Search

Transformative Scenario Planning: There’s method in the madness!

8 Aug 2017 - 14:45

By Soundarya Iyer

It was just the beginning of my postdoctoral fellowship at the Indian Institute for Human Settlements (IIHS) when I was roped in to help organize the first Transformative Scenario Planning (TSP) workshop around Bangalore city’s water situation. Even before I joined IIHS, my friends who had worked in the institution told me that, unlike many other academic institutions, IIHS would let me experience a unique blend of academia and practice. My experience with practice began with the TSP workshop.

TSP is a participatory approach that ASSAR uses to engage with multiple concerned stakeholders, often around conflicting, problematic issues.

My PhD programme had taught me to be most comfortable reading, writing and collecting data. My dissertation on the processes of rural transformation in different regions of Karnataka used history to understand the present, and to illustrate the ways that changes in land tenure and livelihoods occur in a place-dependent manner. Throughout my research, I had spent very little time thinking about how the past and present impinge on the future. Given that this is a key aspect of the TSP process, I knew I was going to find the workshop challenging.

Our TSP team spent nearly two months putting together a list of diverse stakeholders working on diverse facets of Bangalore’s water issues.
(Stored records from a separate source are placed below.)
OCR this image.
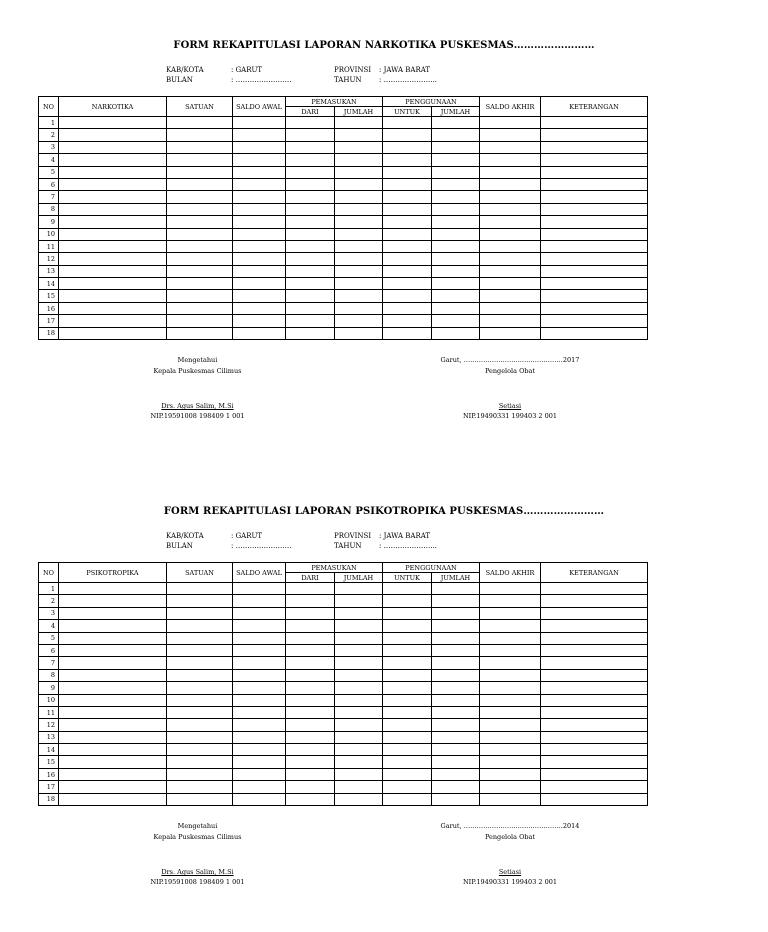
FORM REKAPITULASI LAPORAN NARKOTIKA PUSKESMAS……………………
KAB/KOTA	: GARUT
BULAN	: ……………………
PROVINSI : JAWA BARAT
TAHUN	: …………………..
NO	NARKOTIKA	SATUAN	SALDO AWAL	PEMASUKAN		PENGGUNAAN		SALDO AKHIR	KETERANGAN
				DARI	JUMLAH	UNTUK	JUMLAH		
1									
2									
3									
4									
5									
6									
7									
8									
9									
10									
11									
12									
13									
14									
15									
16									
17									
18									
Mengetahui
Kepala Puskesmas Cilimus
Drs. Agus Salim, M.Si
NIP.19591008 198409 1 001
Garut, ……………………..…..……………2017
Pengelola Obat
Setiasi
NIP.19490331 199403 2 001
FORM REKAPITULASI LAPORAN PSIKOTROPIKA PUSKESMAS……………………
KAB/KOTA	: GARUT
BULAN	: ……………………
PROVINSI : JAWA BARAT
TAHUN	: …………………..
NO	PSIKOTROPIKA	SATUAN	SALDO AWAL	PEMASUKAN		PENGGUNAAN		SALDO AKHIR	KETERANGAN
				DARI	JUMLAH	UNTUK	JUMLAH		
1									
2									
3									
4									
5									
6									
7									
8									
9									
10									
11									
12									
13									
14									
15									
16									
17									
18									
Mengetahui
Kepala Puskesmas Cilimus
Drs. Agus Salim, M.Si
NIP.19591008 198409 1 001
Garut, ……………………..…..……………2014
Pengelola Obat
Setiasi
NIP.19490331 199403 2 001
This list included key government officials, representatives of non-governmental organizations, activists, artists, lawyers and community representatives. As we prepared for the workshop and enrolled stakeholders, I found myself reading about the TSP to explain and answer questions posed by the stakeholders. However, this reading left me with more questions than answers. I later realized that to be truly understood, TSP must be experienced rather than intellectualized.

Creating a future consciously

As I was growing up, my parents would encourage me to visualize the future and set goals by writing them down on paper. While I barely managed to achieve any of those goals, thinking about the future triggered a series of thought processes in my mind. In essence, the purpose of those exercises was to think about the future consciously. Now that was just me thinking about my future.

This TSP workshop allowed a group of diverse stakeholders concerned about the future of Bangalore city to collectively visualize the future. By working backwards from 2030, stakeholders had to think of what was plausible for the future, given current conditions (rather than imagining something beyond the current reality). Creativity and probability were combined  to think about the future.

Photo Credit: Soundarya Iyer: Scenario construction using headlines

Working with materials

To enable a creative process one has to break away from the normal order of things. Our facilitators did this by using materials extensively throughout the workshop. Newspaper-cuttings, Lego, flip charts and a whole lot of stationery urged the stakeholders to work with their hands. Karen Goldberg, one of the facilitators from Reos Partners, also made sure that discussions of the previous day were posted on flip charts that were visually available for any further reference. During the scenario construction session using Lego models, R. Shankar, a facilitator from Changeworks, made it a point to go around and tell the groups to not think with their minds, but with their hearts and their hands. These exercises helped make abstract ideas about the future tangible. Extensive use of tactile and visual stimuli allowed the development of scenarios that could then be put into words by the stakeholders. Making the future a deeply personal, yet collective, endeavour was the thrust of this first workshop.

Photo Credit Soundarya Iyer: Scenario Construction using Lego models

Although this is the first time that TSP is being used in India, it is just one of the conversations about the future that have begun in Bangalore city. What distinguishes TSP from the others is its guiding principle: there is no predetermined future; rather, there are many possibilities, and collectively we can influence a future closest to the one we desire.  

Shortly after the TSP workshop, I participated in another conversation on Water Futures in the Indian Institute of Science, a leading scientific institution in Bangalore city. Scientists there also agreed that a major function of science was not only to explain the present, but also to predict the future. The conversation on futures-thinking and scenario-planning is taking place globally and has gained momentum with the growing relevance of climate change. As the mathematician Marcus du Sautoy wrote in his book The Great Unknown,

“What we cannot know creates the space for myth, for stories, for imagination, as much as for science. We may not know, but that doesn’t stop us from creating stories, and these stories are crucial in providing the material for what one day might be known. Without stories, we wouldn’t have any science at all.”

Our endeavour with TSP is just that: to create stories that might inform the future of water for Bangalore.

Photo Credit Karen Goldberg: Group photo at the end of the first TSP workshop

The TSP workshop was a refreshing start to my postdoctoral fellowship at IIHS. The ASSAR project is teaching me to broaden my understanding of research in creative and unconventional ways. In my opinion, TSP provides a method to analyze the future in the chaos, complexity and madness of the present.